Zie ook hoe Paulus zijn eerste brief aan de Korinthiërs, ondanks allerlei wantoestanden, adresseert aan „de geheiligden in Jezus Christus, de geroepen heiligen”.

Psalmen 37:28
want de Here bemint het recht, en Hij verlaat zijn gunstgenoten niet. Voor altoos blijven zij bewaard, maar het nageslacht der goddelozen wordt uitgeroeid.
Psalmen 125:1
Een bedevaartslied.
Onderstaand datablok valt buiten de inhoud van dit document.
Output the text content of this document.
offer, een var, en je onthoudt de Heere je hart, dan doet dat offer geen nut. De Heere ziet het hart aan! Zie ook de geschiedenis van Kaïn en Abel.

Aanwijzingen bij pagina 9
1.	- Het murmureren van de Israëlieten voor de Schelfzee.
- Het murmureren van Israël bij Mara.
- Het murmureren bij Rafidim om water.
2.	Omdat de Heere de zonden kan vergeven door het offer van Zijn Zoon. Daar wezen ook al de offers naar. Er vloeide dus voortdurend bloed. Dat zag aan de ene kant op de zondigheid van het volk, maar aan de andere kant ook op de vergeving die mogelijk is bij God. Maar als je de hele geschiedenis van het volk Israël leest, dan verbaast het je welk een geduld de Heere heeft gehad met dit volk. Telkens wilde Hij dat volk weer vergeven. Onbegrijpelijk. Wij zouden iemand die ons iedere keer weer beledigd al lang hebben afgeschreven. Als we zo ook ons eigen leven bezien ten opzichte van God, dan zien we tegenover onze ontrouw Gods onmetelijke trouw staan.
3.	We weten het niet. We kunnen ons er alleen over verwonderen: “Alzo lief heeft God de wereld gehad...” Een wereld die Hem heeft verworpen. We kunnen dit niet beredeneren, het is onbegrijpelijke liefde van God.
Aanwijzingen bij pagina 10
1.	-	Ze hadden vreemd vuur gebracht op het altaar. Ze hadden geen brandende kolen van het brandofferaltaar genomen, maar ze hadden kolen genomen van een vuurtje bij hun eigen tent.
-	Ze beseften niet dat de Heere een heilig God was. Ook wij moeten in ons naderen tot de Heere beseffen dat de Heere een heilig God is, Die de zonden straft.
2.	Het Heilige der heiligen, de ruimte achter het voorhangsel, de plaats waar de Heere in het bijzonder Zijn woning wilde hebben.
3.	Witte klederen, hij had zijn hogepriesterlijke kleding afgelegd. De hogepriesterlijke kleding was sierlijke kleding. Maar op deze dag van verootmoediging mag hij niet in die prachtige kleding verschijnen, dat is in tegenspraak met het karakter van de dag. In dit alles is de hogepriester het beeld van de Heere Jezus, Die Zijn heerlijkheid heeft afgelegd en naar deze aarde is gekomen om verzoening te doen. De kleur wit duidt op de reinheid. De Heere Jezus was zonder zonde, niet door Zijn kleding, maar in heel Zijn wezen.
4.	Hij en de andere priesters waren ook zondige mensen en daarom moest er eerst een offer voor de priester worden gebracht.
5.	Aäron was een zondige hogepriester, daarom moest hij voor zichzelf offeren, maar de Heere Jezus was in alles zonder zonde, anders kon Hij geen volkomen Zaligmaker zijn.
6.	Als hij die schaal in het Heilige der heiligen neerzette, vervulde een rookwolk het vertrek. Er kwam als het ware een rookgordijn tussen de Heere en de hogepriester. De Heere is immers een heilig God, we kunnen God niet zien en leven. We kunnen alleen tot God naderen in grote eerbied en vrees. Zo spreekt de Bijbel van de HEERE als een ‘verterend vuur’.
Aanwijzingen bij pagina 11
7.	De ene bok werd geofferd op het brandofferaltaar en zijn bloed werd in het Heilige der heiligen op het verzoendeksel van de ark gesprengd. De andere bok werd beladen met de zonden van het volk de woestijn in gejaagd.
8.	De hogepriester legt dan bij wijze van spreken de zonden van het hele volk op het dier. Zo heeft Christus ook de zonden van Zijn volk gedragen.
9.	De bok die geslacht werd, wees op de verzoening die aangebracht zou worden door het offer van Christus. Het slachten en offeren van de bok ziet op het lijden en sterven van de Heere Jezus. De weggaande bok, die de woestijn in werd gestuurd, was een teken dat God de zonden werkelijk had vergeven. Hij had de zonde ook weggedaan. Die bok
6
Wie op de Here vertrouwen, zijn als de berg Sion, die niet wankelt, maar voor altoos blijft.
Johannes 6:39
En dit is de wil van Hem, die Mij gezonden heeft, dat Ik van alles wat Hij Mij gegeven heeft, niets verloren late gaan, maar het opwekke ten jongsten dage.
Johannes 10:27-29
Mijn schapen horen naar mijn stem en Ik ken ze en zij volgen Mij, en Ik geef hun eeuwig leven en zij zullen voorzeker niet verloren gaan in eeuwigheid en niemand zal ze uit mijn hand roven. Wat mijn Vader Mij gegeven heeft, gaat alles te boven en niemand kan iets roven uit de hand mijns Vaders.
Johannes 18:9
opdat het woord vervuld werd, dat Hij gesproken had: Wie Gij Mij gegeven hebt, uit hen heb Ik niemand laten verloren gaan.
Romeinen 8:39
noch hoogte noch diepte, noch enig ander schepsel ons zal kunnen scheiden van de liefde Gods, welke is in Christus Jezus, onze Here.
Efeziërs 4:30
En bedroeft de heilige Geest Gods niet, door wie gij verzegeld zijt tegen de dag der verlossing.
1 Korinthiërs 16:8
Hij zal u ook bevestigen ten einde toe, zodat gij onberispelijk zult zijn op de dag van onze Here Jezus Christus.
Filippenzen 1:6
Hiervan toch ben ik ten volle overtuigd, dat Hij, die in u een goed werk is begonnen, dit ten einde toe zal voortzetten, tot de dag van Christus Jezus.
Titus 1:2
in de hoop des eeuwigen levens, dat God, die niet liegt, voor eeuwige tijden beloofd heeft, terwijl Hij te zijner tijd zijn woord heeft openbaar gemaakt in de verkondiging,
1 Johannes 2:1-2
Mijn kinderkens, dit schrijf ik u, opdat gij niet tot zonde komt. En als iemand gezondigd heeft, wij hebben een voorspraak bij de Vader Jezus Christus, de rechtvaardige; en Hij is een verzoening voor onze zonden en niet alleen voor de onze, maar ook voor die der gehele wereld.